À la très chère communauté de Saint-Bertin, le frère Bernard, abbé de Clairvaux, salut et l’assurance de ses prières.

Du courage, mes chers amis !

Continuez dans la voie où vous êtes engagés, rien ne fait honneur au maître comme les progrès du disciple ; quiconque n’en fait point à l’école de Jésus-Christ est indigne d’un tel maître, surtout quand on considère que dans la vie présente il n’y a rien qui demeure constamment dans le même état, et qu’on ne peut que descendre dès lors qu’on cesse de monter.
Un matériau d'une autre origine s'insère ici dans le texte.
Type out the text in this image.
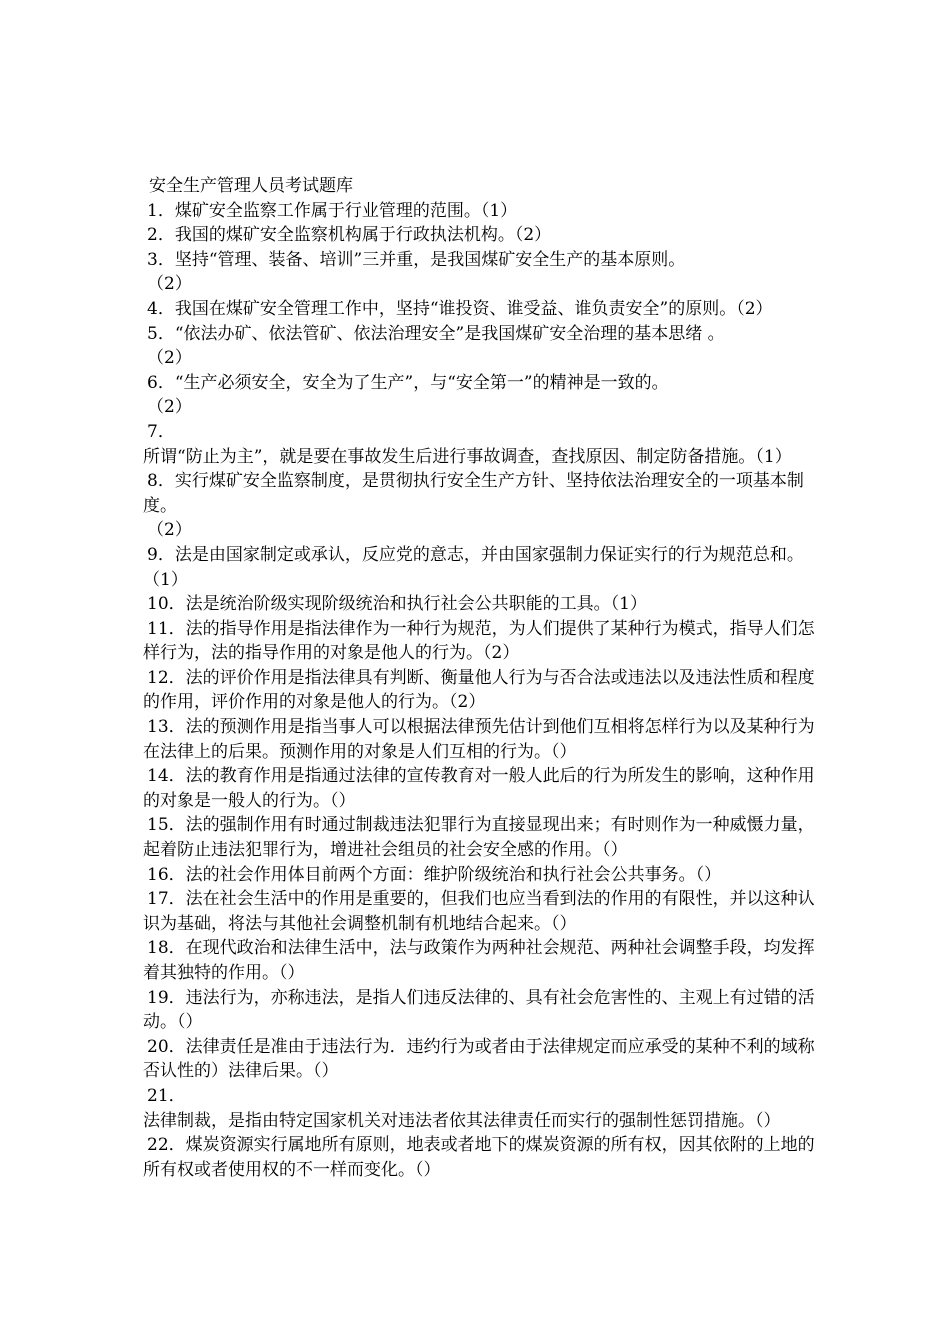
安全生产管理人员考试题库

1．煤矿安全监察工作属于行业管理的范围。（1）

2．我国的煤矿安全监察机构属于行政执法机构。（2）

3．坚持“管理、装备、培训”三并重，是我国煤矿安全生产的基本原则。
（2）

4．我国在煤矿安全管理工作中，坚持“谁投资、谁受益、谁负责安全”的原则。（2）

5．“依法办矿、依法管矿、依法治理安全”是我国煤矿安全治理的基本思绪 。
（2）

6．“生产必须安全，安全为了生产”，与“安全第一”的精神是一致的。
（2）

7．所谓“防止为主”，就是要在事故发生后进行事故调查，查找原因、制定防备措施。（1）

8．实行煤矿安全监察制度，是贯彻执行安全生产方针、坚持依法治理安全的一项基本制度。
（2）

9．法是由国家制定或承认，反应党的意志，并由国家强制力保证实行的行为规范总和。（1）

10．法是统治阶级实现阶级统治和执行社会公共职能的工具。（1）

11．法的指导作用是指法律作为一种行为规范，为人们提供了某种行为模式，指导人们怎样行为，法的指导作用的对象是他人的行为。（2）

12．法的评价作用是指法律具有判断、衡量他人行为与否合法或违法以及违法性质和程度的作用，评价作用的对象是他人的行为。（2）

13．法的预测作用是指当事人可以根据法律预先估计到他们互相将怎样行为以及某种行为在法律上的后果。预测作用的对象是人们互相的行为。（）

14．法的教育作用是指通过法律的宣传教育对一般人此后的行为所发生的影响，这种作用的对象是一般人的行为。（）

15．法的强制作用有时通过制裁违法犯罪行为直接显现出来；有时则作为一种威慑力量，起着防止违法犯罪行为，增进社会组员的社会安全感的作用。（）

16．法的社会作用体目前两个方面：维护阶级统治和执行社会公共事务。（）

17．法在社会生活中的作用是重要的，但我们也应当看到法的作用的有限性，并以这种认识为基础，将法与其他社会调整机制有机地结合起来。（）

18．在现代政治和法律生活中，法与政策作为两种社会规范、两种社会调整手段，均发挥着其独特的作用。（）

19．违法行为，亦称违法，是指人们违反法律的、具有社会危害性的、主观上有过错的活动。（）

20．法律责任是准由于违法行为．违约行为或者由于法律规定而应承受的某种不利的域称否认性的）法律后果。（）

21．法律制裁，是指由特定国家机关对违法者依其法律责任而实行的强制性惩罚措施。（）

22．煤炭资源实行属地所有原则，地表或者地下的煤炭资源的所有权，因其依附的上地的所有权或者使用权的不一样而变化。（）
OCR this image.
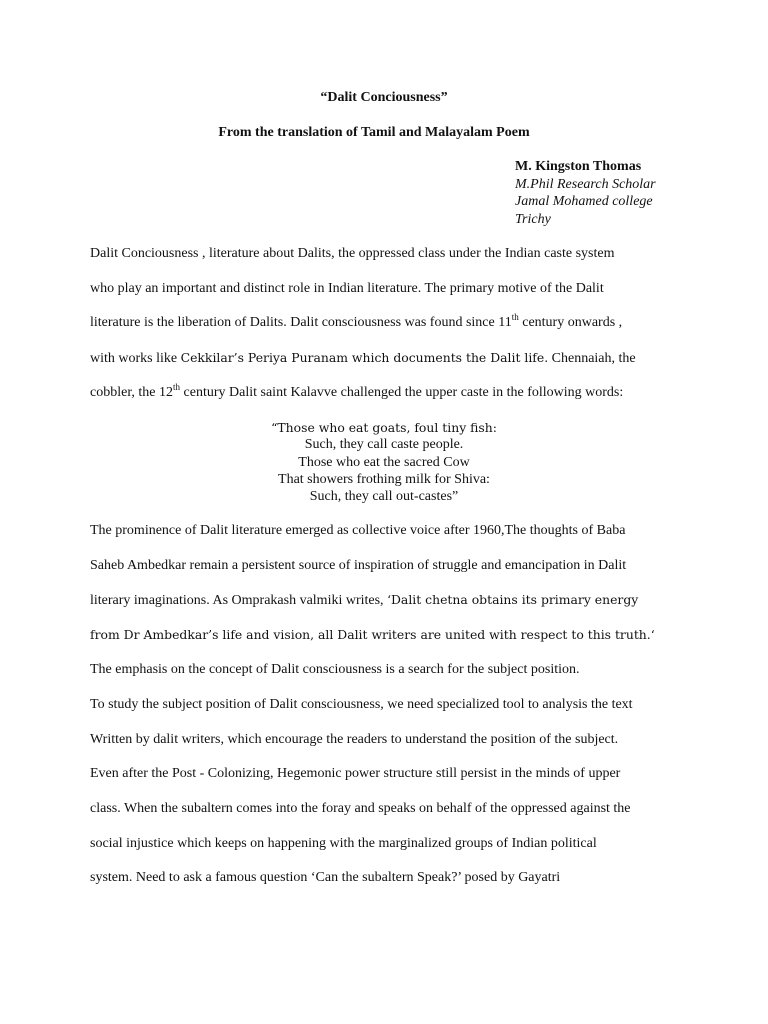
“Dalit Conciousness”
From the translation of Tamil and Malayalam Poem
M. Kingston Thomas
M.Phil Research Scholar
Jamal Mohamed college
Trichy
Dalit Conciousness , literature about Dalits, the oppressed class under the Indian caste system
who play an important and distinct role in Indian literature. The primary motive of the Dalit
literature is the liberation of Dalits. Dalit consciousness was found since 11th century onwards ,
with works like Cekkilar’s Periya Puranam which documents the Dalit life. Chennaiah, the
cobbler, the 12th century Dalit saint Kalavve challenged the upper caste in the following words:
“Those who eat goats, foul tiny fish:
Such, they call caste people.
Those who eat the sacred Cow
That showers frothing milk for Shiva:
Such, they call out-castes”
The prominence of Dalit literature emerged as collective voice after 1960,The thoughts of Baba
Saheb Ambedkar remain a persistent source of inspiration of struggle and emancipation in Dalit
literary imaginations. As Omprakash valmiki writes, ‘Dalit chetna obtains its primary energy
from Dr Ambedkar’s life and vision, all Dalit writers are united with respect to this truth.‘
The emphasis on the concept of Dalit consciousness is a search for the subject position.
To study the subject position of Dalit consciousness, we need specialized tool to analysis the text
Written by dalit writers, which encourage the readers to understand the position of the subject.
Even after the Post - Colonizing, Hegemonic power structure still persist in the minds of upper
class. When the subaltern comes into the foray and speaks on behalf of the oppressed against the
social injustice which keeps on happening with the marginalized groups of Indian political
system. Need to ask a famous question ‘Can the subaltern Speak?’ posed by Gayatri
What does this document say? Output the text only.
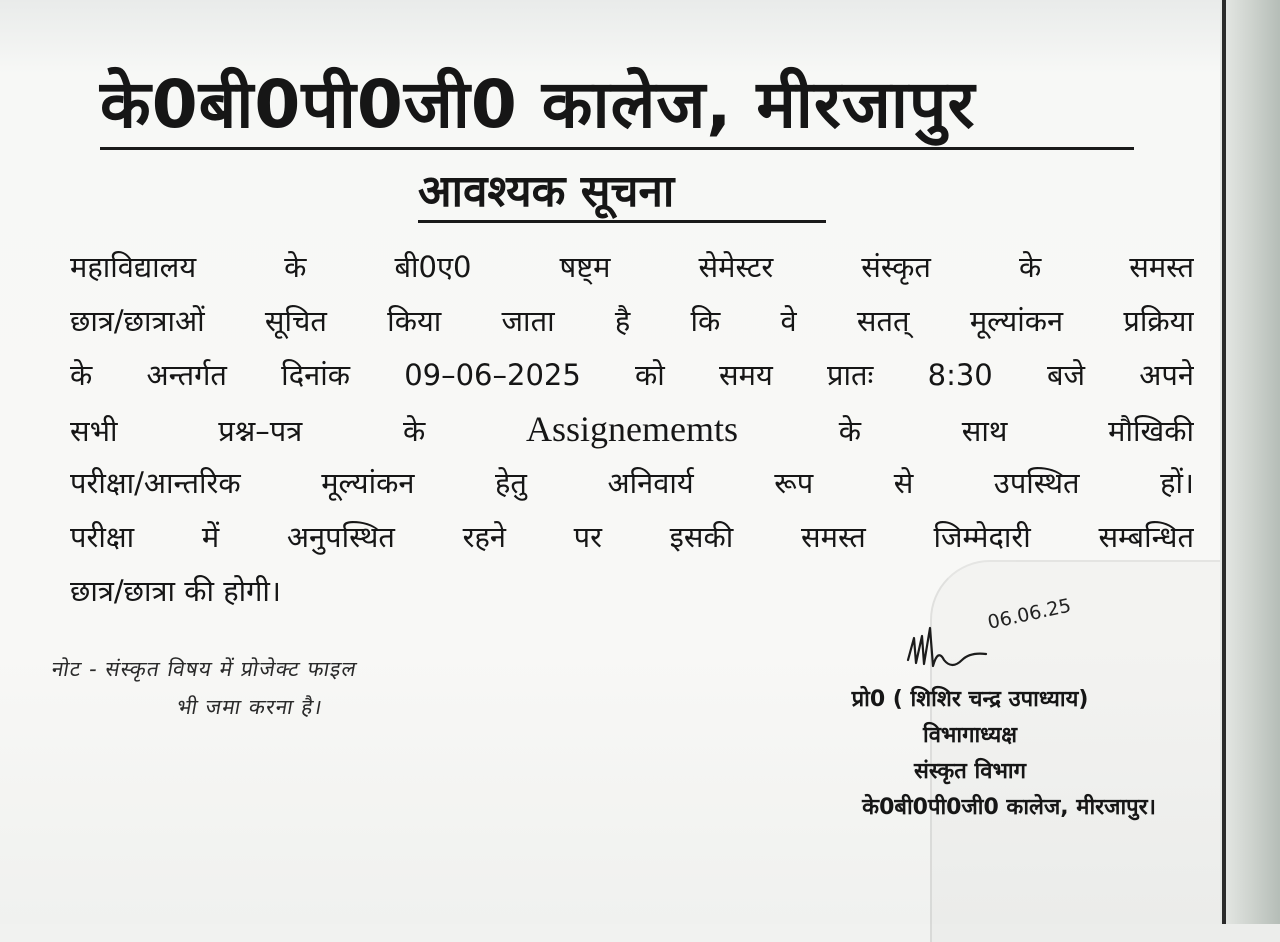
के0बी0पी0जी0 कालेज, मीरजापुर
आवश्यक सूचना
महाविद्यालय के बी0ए0 षष्ट्म सेमेस्टर संस्कृत के समस्त
छात्र/छात्राओं सूचित किया जाता है कि वे सतत् मूल्यांकन प्रक्रिया
के अन्तर्गत दिनांक 09–06–2025 को समय प्रातः 8:30 बजे अपने
सभी प्रश्न–पत्र के Assignememts	के साथ मौखिकी
परीक्षा/आन्तरिक मूल्यांकन हेतु अनिवार्य रूप से उपस्थित हों।
परीक्षा में अनुपस्थित रहने पर इसकी समस्त जिम्मेदारी सम्बन्धित
छात्र/छात्रा की होगी।
नोट - संस्कृत विषय में प्रोजेक्ट फाइल
भी जमा करना है।
06.06.25
प्रो0 ( शिशिर चन्द्र उपाध्याय)
विभागाध्यक्ष
संस्कृत विभाग
के0बी0पी0जी0 कालेज, मीरजापुर।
Que personne ne dise : « Je veux demeurer comme je suis, il me suffit d’être aujourd’hui ce que j’étais hier ». Parler ainsi, c’est vouloir rester en chemin et s’arrêter sur l’échelle où tous les anges que le patriarche y voyait montaient ou descendaient (Gn 28, 12). Pour moi, je vous dis : « Prenez garde de tomber en ne croyant que vous arrêter » (1 Co 10, 12). La route que nous parcourons est étroite et montante, pas un endroit où se fixer ; il n’y a que dans la maison du père de famille que nous pourrons trouver où nous arrêter tous ; car celui qui dit qu’il demeure en Jésus-Christ doit marcher comme Jésus-Christ a marché (1 Jn 2, 6). Or, l’Évangéliste nous dit en parlant de lui : « Il croissait et avançait en sagesse, en âge et en grâce devant Dieu et devant les hommes » (Lc 2, 52). Vous le voyez bien, au lieu de s’arrêter « il s’est élancé à pas de géant dans la carrière qu’il avait à parcourir » (Ps 18, 6). Si nous sommes bien inspirés, nous courrons après lui, nous le suivrons à l’odeur de ses parfums, et nous ne lui laisserons pas prendre une trop grande avance sur nous, de peur que la route ne devienne plus dangereuse et plus pénible à parcourir pour notre âme paresseuse et attardée quand elle ne pourra presque plus sentir de loin l’odeur de ses parfums et reconnaître la trace de ses pas.

(Lettre de saint Bernard à la communauté de Saint-Bertin tirée du site
de l’abbaye Saint-Benoît du Bouveret sur saint Bernard.)